Lançado pela Amazon Prime Video, "Argentina, 1985" é a história do julgamento dos militares que cometeram crimes contra a humanidade durante a ditadura argentina

Vitória
Publicado em 24/10/2022 às 20h33
Filme
"Argentina, 1985" mostra o julgamento dos militares que sequestraram, torturaram e mataram durante a ditadura militar na Argentina. Crédito: Amazon Studios/Divulgação

Ao fim da ditadura militar argentina, que se autonomeou “Processo de Reorganização Nacional”, o presidente democraticamente eleito Raul Alfonsin promulgou um decreto que levaria nove militares que lideraram o país desde o golpe a um julgamento civil sobre os crimes contra a humanidade realizados durante o período ditatorial, quando se normalizaram sequestros, torturas, mortes e desaparecimentos. Estima-se que 30 mil pessoas tenham sido mortas nos sete anos de governo militar, mas, ao contrário do que aconteceu no Brasil, com a Lei da Anistia promulgada em 1979, os militares argentinos pagaram por seus crimes.

O processo de punição dos militares do alto escalão não foi fácil e durou anos, mas começou com o Julgamento das Juntas, comandado pelo promotor Julio Strassera (1933 - 2015), em 1985. Escolha argentina para o Oscar 2023 e lançado globalmente pela Amazon Prime Video, “Argentina, 1985” acompanha Strassera (Ricardo Darín) no processo de preparação que deságua no julgamento, o clímax do filme.
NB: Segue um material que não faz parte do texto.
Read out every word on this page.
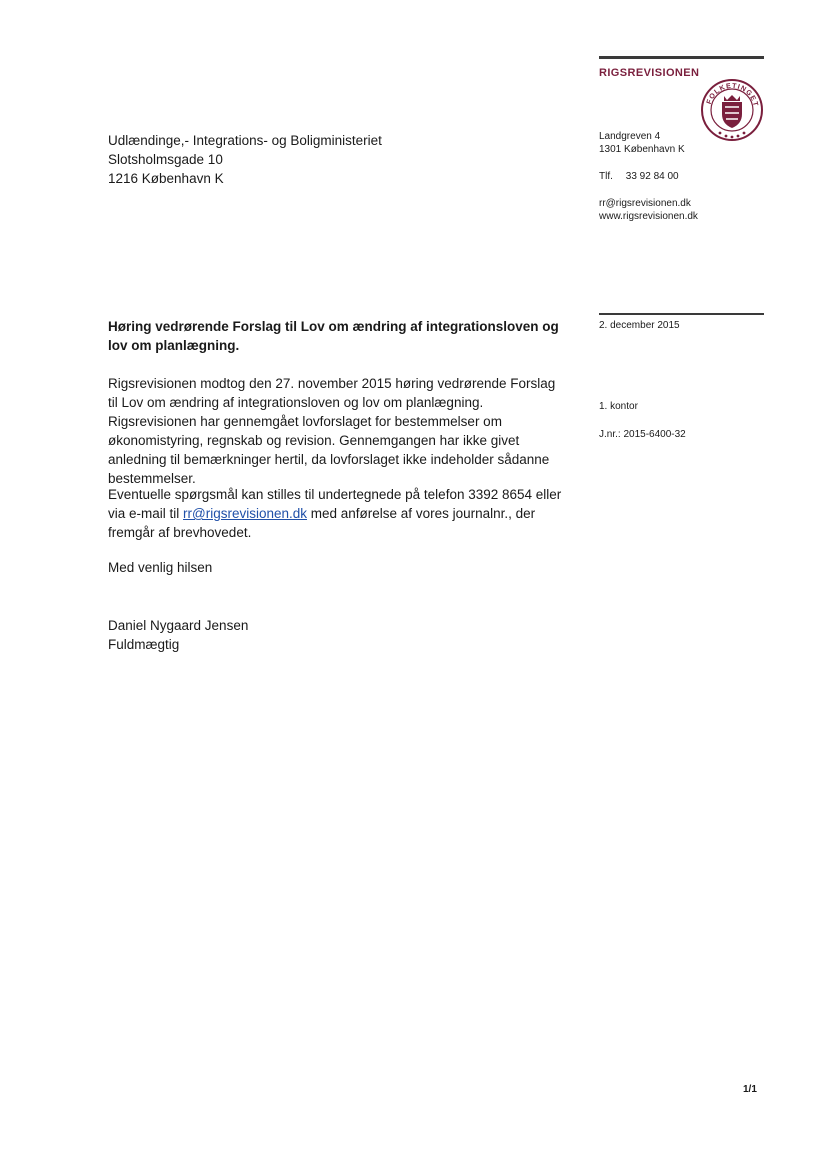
RIGSREVISIONEN
FOLKETINGET
Landgreven 4
1301 København K
Tlf. 33 92 84 00
rr@rigsrevisionen.dk
www.rigsrevisionen.dk
Udlændinge,- Integrations- og Boligministeriet
Slotsholmsgade 10
1216 København K
2. december 2015
1. kontor
J.nr.: 2015-6400-32
Høring vedrørende Forslag til Lov om ændring af integrationsloven og lov om planlægning.
Rigsrevisionen modtog den 27. november 2015 høring vedrørende Forslag til Lov om ændring af integrationsloven og lov om planlægning. Rigsrevisionen har gennemgået lovforslaget for bestemmelser om økonomistyring, regnskab og revision. Gennemgangen har ikke givet anledning til bemærkninger hertil, da lovforslaget ikke indeholder sådanne bestemmelser.
Eventuelle spørgsmål kan stilles til undertegnede på telefon 3392 8654 eller via e-mail til rr@rigsrevisionen.dk med anførelse af vores journalnr., der fremgår af brevhovedet.
Med venlig hilsen
Daniel Nygaard Jensen
Fuldmægtig
1/1
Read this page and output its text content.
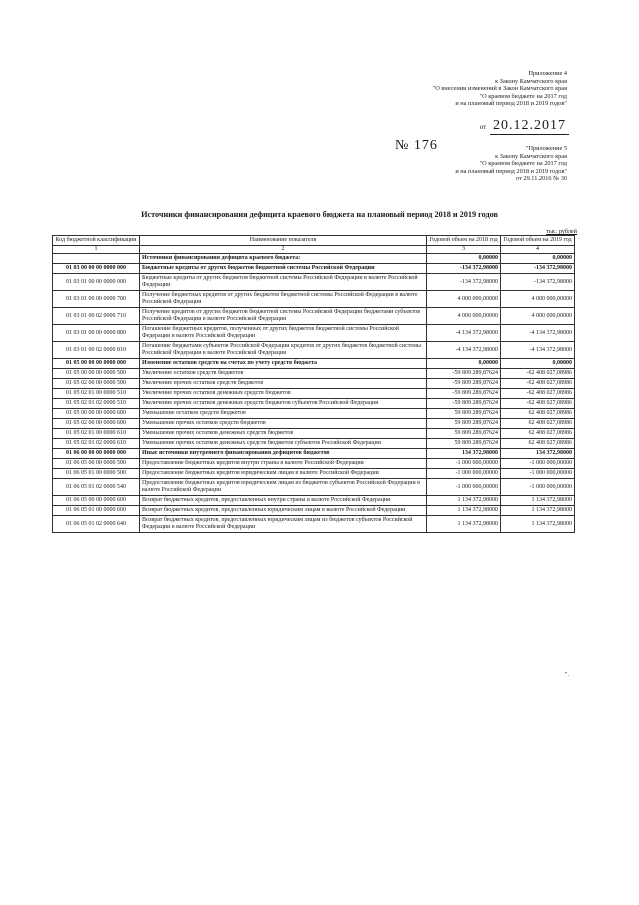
Приложение 4
к Закону Камчатского края
"О внесении изменений в Закон Камчатского края
"О краевом бюджете на 2017 год
и на плановый период 2018 и 2019 годов"
от 20.12.2017
№ 176	"Приложение 5
к Закону Камчатского края
"О краевом бюджете на 2017 год
и на плановый период 2018 и 2019 годов"
от 29.11.2016 № 30
Источники финансирования дефицита краевого бюджета на плановый период 2018 и 2019 годов
тыс. рублей
Код бюджетной классификации	Наименование показателя	Годовой объем на 2018 год	Годовой объем на 2019 год
1	2	3	4
	Источники финансирования дефицита краевого бюджета:	0,00000	0,00000
01 03 00 00 00 0000 000	Бюджетные кредиты от других бюджетов бюджетной системы Российской Федерации	-134 372,98000	-134 372,98000
01 03 01 00 00 0000 000	Бюджетные кредиты от других бюджетов бюджетной системы Российской Федерации в валюте Российской Федерации	-134 372,98000	-134 372,98000
01 03 01 00 00 0000 700	Получение бюджетных кредитов от других бюджетов бюджетной системы Российской Федерации в валюте Российской Федерации	4 000 000,00000	4 000 000,00000
01 03 01 00 02 0000 710	Получение кредитов от других бюджетов бюджетной системы Российской Федерации бюджетами субъектов Российской Федерации в валюте Российской Федерации	4 000 000,00000	4 000 000,00000
01 03 01 00 00 0000 800	Погашение бюджетных кредитов, полученных от других бюджетов бюджетной системы Российской Федерации в валюте Российской Федерации	-4 134 372,98000	-4 134 372,98000
01 03 01 00 02 0000 810	Погашение бюджетами субъектов Российской Федерации кредитов от других бюджетов бюджетной системы Российской Федерации в валюте Российской Федерации	-4 134 372,98000	-4 134 372,98000
01 05 00 00 00 0000 000	Изменение остатков средств на счетах по учету средств бюджета	0,00000	0,00000
01 05 00 00 00 0000 500	Увеличение остатков средств бюджетов	-59 809 289,87624	-62 408 027,08986
01 05 02 00 00 0000 500	Увеличение прочих остатков средств бюджетов	-59 809 289,87624	-62 408 027,08986
01 05 02 01 00 0000 510	Увеличение прочих остатков денежных средств бюджетов	-59 809 289,87624	-62 408 027,08986
01 05 02 01 02 0000 510	Увеличение прочих остатков денежных средств бюджетов субъектов Российской Федерации	-59 809 289,87624	-62 408 027,08986
01 05 00 00 00 0000 600	Уменьшение остатков средств бюджетов	59 809 289,87624	62 408 027,08986
01 05 02 00 00 0000 600	Уменьшение прочих остатков средств бюджетов	59 809 289,87624	62 408 027,08986
01 05 02 01 00 0000 610	Уменьшение прочих остатков денежных средств бюджетов	59 809 289,87624	62 408 027,08986
01 05 02 01 02 0000 610	Уменьшение прочих остатков денежных средств бюджетов субъектов Российской Федерации	59 809 289,87624	62 408 027,08986
01 06 00 00 00 0000 000	Иные источники внутреннего финансирования дефицитов бюджетов	134 372,98000	134 372,98000
01 06 05 00 00 0000 500	Предоставление бюджетных кредитов внутри страны в валюте Российской Федерации	-1 000 000,00000	-1 000 000,00000
01 06 05 01 00 0000 500	Предоставление бюджетных кредитов юридическим лицам в валюте Российской Федерации	-1 000 000,00000	-1 000 000,00000
01 06 05 01 02 0000 540	Предоставление бюджетных кредитов юридическим лицам из бюджетов субъектов Российской Федерации в валюте Российской Федерации	-1 000 000,00000	-1 000 000,00000
01 06 05 00 00 0000 600	Возврат бюджетных кредитов, предоставленных внутри страны в валюте Российской Федерации	1 134 372,98000	1 134 372,98000
01 06 05 01 00 0000 600	Возврат бюджетных кредитов, предоставленных юридическим лицам в валюте Российской Федерации	1 134 372,98000	1 134 372,98000
01 06 05 01 02 0000 640	Возврат бюджетных кредитов, предоставленных юридическим лицам из бюджетов субъектов Российской Федерации в валюте Российской Федерации	1 134 372,98000	1 134 372,98000
".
“Argentina, 1985” é um filme lento, mas nunca chato. Dirigido e coescrito por Santiago Mitre, o filme constrói uma clássica jornada do herói com Strassera, um sujeito correto, disposto a fazer justiça, mas que teme o poder dos militares. O Julgamento das Juntas cai em seu colo no momento em que é tirado de um tribunal militar e levado para um tribunal civil; como promotor, Strassera não teria como recusar.

O protagonista é relutante, teme por sua família, teme que o namorado de sua filha seja um espião dos militares e passa a lidar com ameaças constantes. Seus antigos colegas de Direito abraçaram o fascismo durante a ditadura e deixam o promotor sem opção a não ser recrutar uma equipe de jovens juristas sem histórico de lutas, pessoas que fossem aceitas pela sociedade argentina como isentas e a serviço das leis.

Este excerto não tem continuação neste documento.